En poco tiempo tras su llegada a la
vieja casona el desván se convirtió en su lugar favorito. La misteriosa quietud
de sus cajas cubiertas de polvo y la reverberación de cualquier sonido en su
amplitud, ejercían sobre ella una fascinación mezclada con el espanto.
No se atrevía a subir sola las
escaleras de madera. Peldaños oscurecidos por el tiempo y la humedad que
chirriaban como si les doliera el pisarlos.
Cuánto disfrutó las primeras
semanas, cuando su madre decidió poner orden en el tremendo desbarajuste de
cajas, polvo y trastos. Abrir cada caja y escrutar en su interior era para ella
enfrentarse muchas veces a la emoción del arqueólogo frente al tesoro perdido y
por fin hallado. Pero casi todo allí eran objetos viejos, inservibles, que la
madre destinó al vertedero, salvo algunas cajas con libros y fotos antiguas,
que volvieron a ocupar su espacio en un rincón.
Allí en el desván se quedaron
también sus dos objetos favoritos: un enorme arcón de madera lleno de disfraces
y una antiquísima gramola con una
veintena de discos de pizarra. Casi todos eran música clásica, y entre ellos su
predilecto, el Vals de las flores, que latía con una sonoridad rotunda en
aquella habitación medio desnuda.
El arcón tuvo que ser valioso en su
día, de madera repujada con relieves que mostraban un paisaje misterioso, de bosques
con ninfas o hadas traviesas escondidas entre los árboles. Seguramente estuvo
pintado con tinta dorada que aún se notaba, aunque medio borrada, en algunas
partes.
Pero lo más fascinante eran los
disfraces. Todos de adulto y muy elaborados, no como los disfraces baratos que
visten hoy los niños en Halloween o Carnaval.
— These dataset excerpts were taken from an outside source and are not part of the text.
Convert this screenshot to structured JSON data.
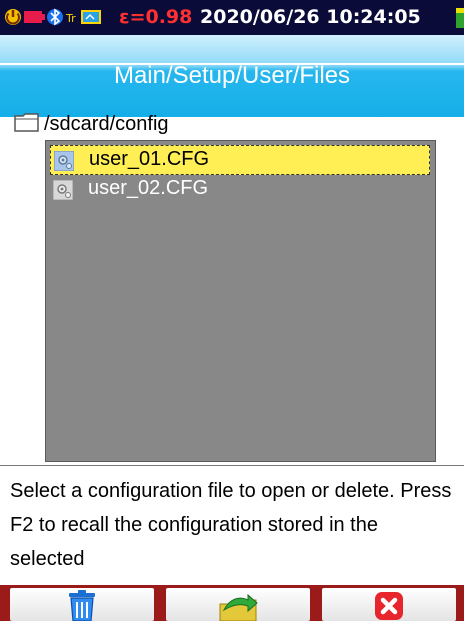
{
  "status_bar": {
    "epsilon": "ε=0.98",
    "datetime": "2020/06/26 10:24:05",
    "icons": [
      "power-icon",
      "battery-icon",
      "bluetooth-icon",
      "tf-card-icon",
      "sd-card-icon",
      "level-icon"
    ]
  },
  "header": {
    "title": "Main/Setup/User/Files"
  },
  "path": {
    "folder_icon": "folder-icon",
    "text": "/sdcard/config"
  },
  "files": [
    {
      "name": "user_01.CFG",
      "icon": "config-file-icon",
      "selected": true
    },
    {
      "name": "user_02.CFG",
      "icon": "config-file-icon",
      "selected": false
    }
  ],
  "help": {
    "text": "Select a configuration file to open or delete. Press F2 to recall the configuration stored in the selected"
  },
  "function_keys": [
    {
      "name": "f1",
      "icon": "trash-icon"
    },
    {
      "name": "f2",
      "icon": "recall-arrow-icon"
    },
    {
      "name": "f3",
      "icon": "close-icon"
    }
  ],
  "colors": {
    "status_bg": "#0b0b3a",
    "epsilon": "#ff3030",
    "title_bg": "#14aee8",
    "list_bg": "#888888",
    "selection": "#ffef55",
    "fkey_bar": "#9b1b1b"
  }
}
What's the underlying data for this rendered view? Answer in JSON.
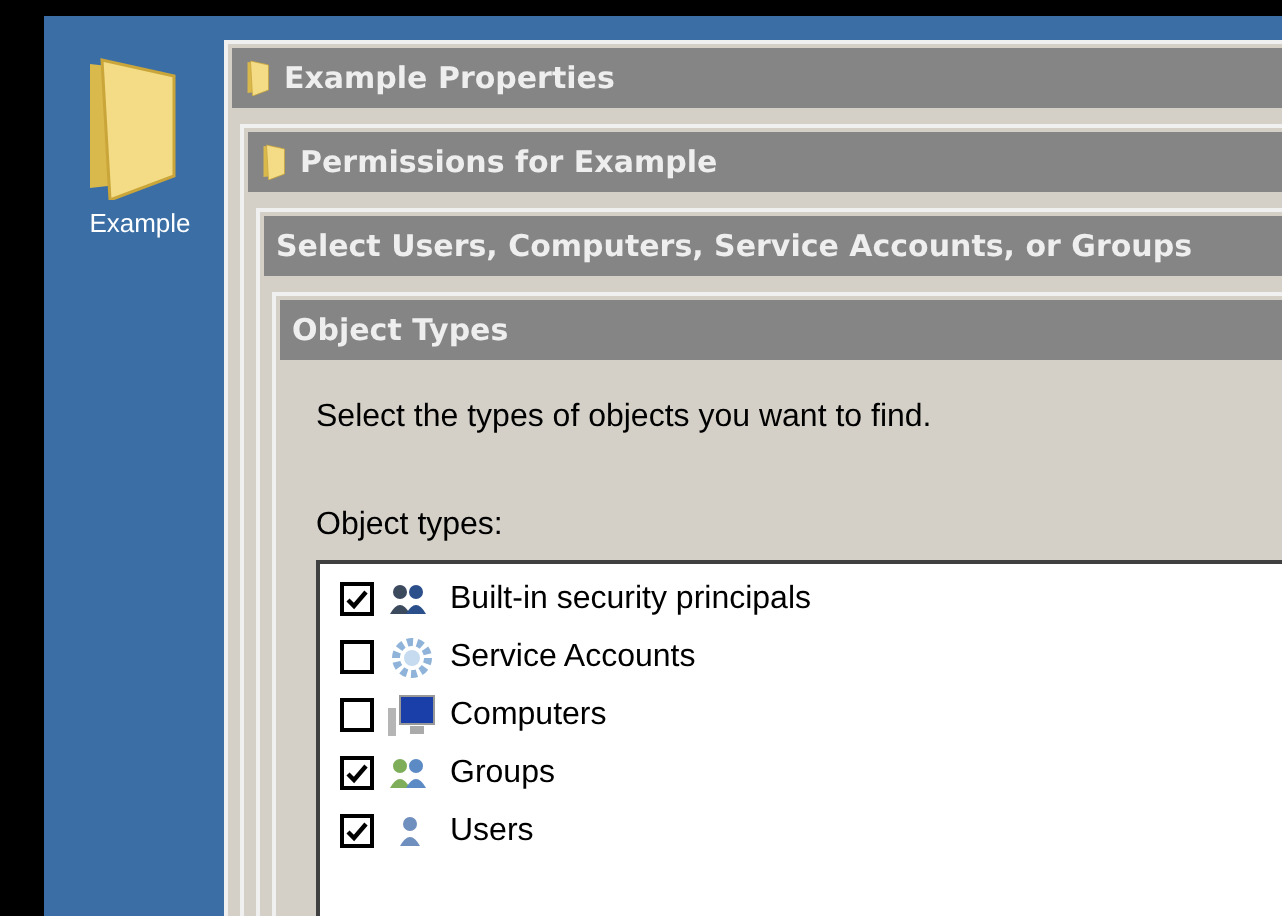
{
  "desktop": {
    "icon_label": "Example"
  },
  "dialogs": [
    {
      "title": "Example Properties",
      "kind": "folder"
    },
    {
      "title": "Permissions for Example",
      "kind": "folder"
    },
    {
      "title": "Select Users, Computers, Service Accounts, or Groups",
      "kind": "plain"
    },
    {
      "title": "Object Types",
      "kind": "plain"
    }
  ],
  "instruction": "Select the types of objects you want to find.",
  "list_label": "Object types:",
  "object_types": [
    {
      "label": "Built-in security principals",
      "kind": "principals",
      "checked": true
    },
    {
      "label": "Service Accounts",
      "kind": "service",
      "checked": false
    },
    {
      "label": "Computers",
      "kind": "computer",
      "checked": false
    },
    {
      "label": "Groups",
      "kind": "group",
      "checked": true
    },
    {
      "label": "Users",
      "kind": "user",
      "checked": true
    }
  ]
}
Su hermano y ella pasaron muchas
horas jugando con aquellas ropas. No importaba lo grandes que les quedasen, ni
lo pequeños que se sintieran bajo el peso de sus telas. Su favorito era el de
princesa. Un vestido largo, de color verde esmeralda, decorado con encajes
dorados y negros y con incrustaciones de piedra que resaltaban el azabache de
sus ojos y su pelo. Casi no podía caminar con él, y tenía que recogérselo con
las manos constantemente, en un movimiento que su hermano alababa por parecerle
verdaderamente principesco.
Él prefería el disfraz de pirata.
Unos pantalones bombachos a rayas rojas y blancas, camisola blanca de mangas
anchas y chaleco de cuero negro. Solía recogerse el cabello con un pañuelo
rojo. Y ese gesto, junto con su barba incipiente de adolescente, hacían de él,
a ojos de su hermana, un pirata peligroso, dispuesto a salvar a la princesa de
las garras de enemigos sanguinarios.
Durante mucho tiempo repitieron el
ritual de subir al desván, vestirse con sus galas e interpretar un teatro
improvisado que siempre acababa en final feliz, con ellos danzando al son del Vals
de las flores, restallando a todo volumen en la vieja gramola.
Pero hace ya unos meses que el
hermano se marchó y ella no ha vuelto a subir al desván. Aunque ahora el
miedo es una razón menor que la pena.
Esta noche ella está en su cama,
con los ojos cerrados, pero despierta, pensando en lo frágil que es la vida.
Cuando, de repente, escucha la música. Es muy débil, casi no se oye, pero sí,
es el vals, el vals de las flores, lo reconocería en cualquier parte. Viene de
arriba, del desván.
Se levanta despacio y abre la
puerta del cuarto, ahora lo puede oír mejor, más nítido. Será su madre, pero
¿tan tarde? No le sale la voz para llamarla, y sus pies descalzos se mueven
solos. Sube los viejos peldaños de
madera, con su chirrido quejumbroso, y se queda parada frente a la puerta
descascarillada. La música sigue sonando, un tres por cuatro interminable. Gira
el picaporte y empuja la puerta suavemente. Y los ve, los ve con sus propios
ojos, atónitos y espantados. Allí están, girando en el aire, el disfraz de
princesa y el de pirata, entrelazados, mezclados en un revoloteo de telas y
encajes. Ella no puede reprimir un grito y en ese instante la música cesa y los
disfraces se desploman, dejando sobre la madera del desván su abrazo eterno.
El vals de las flores. Tchaikovsky. "El Cascanueces" Acto II.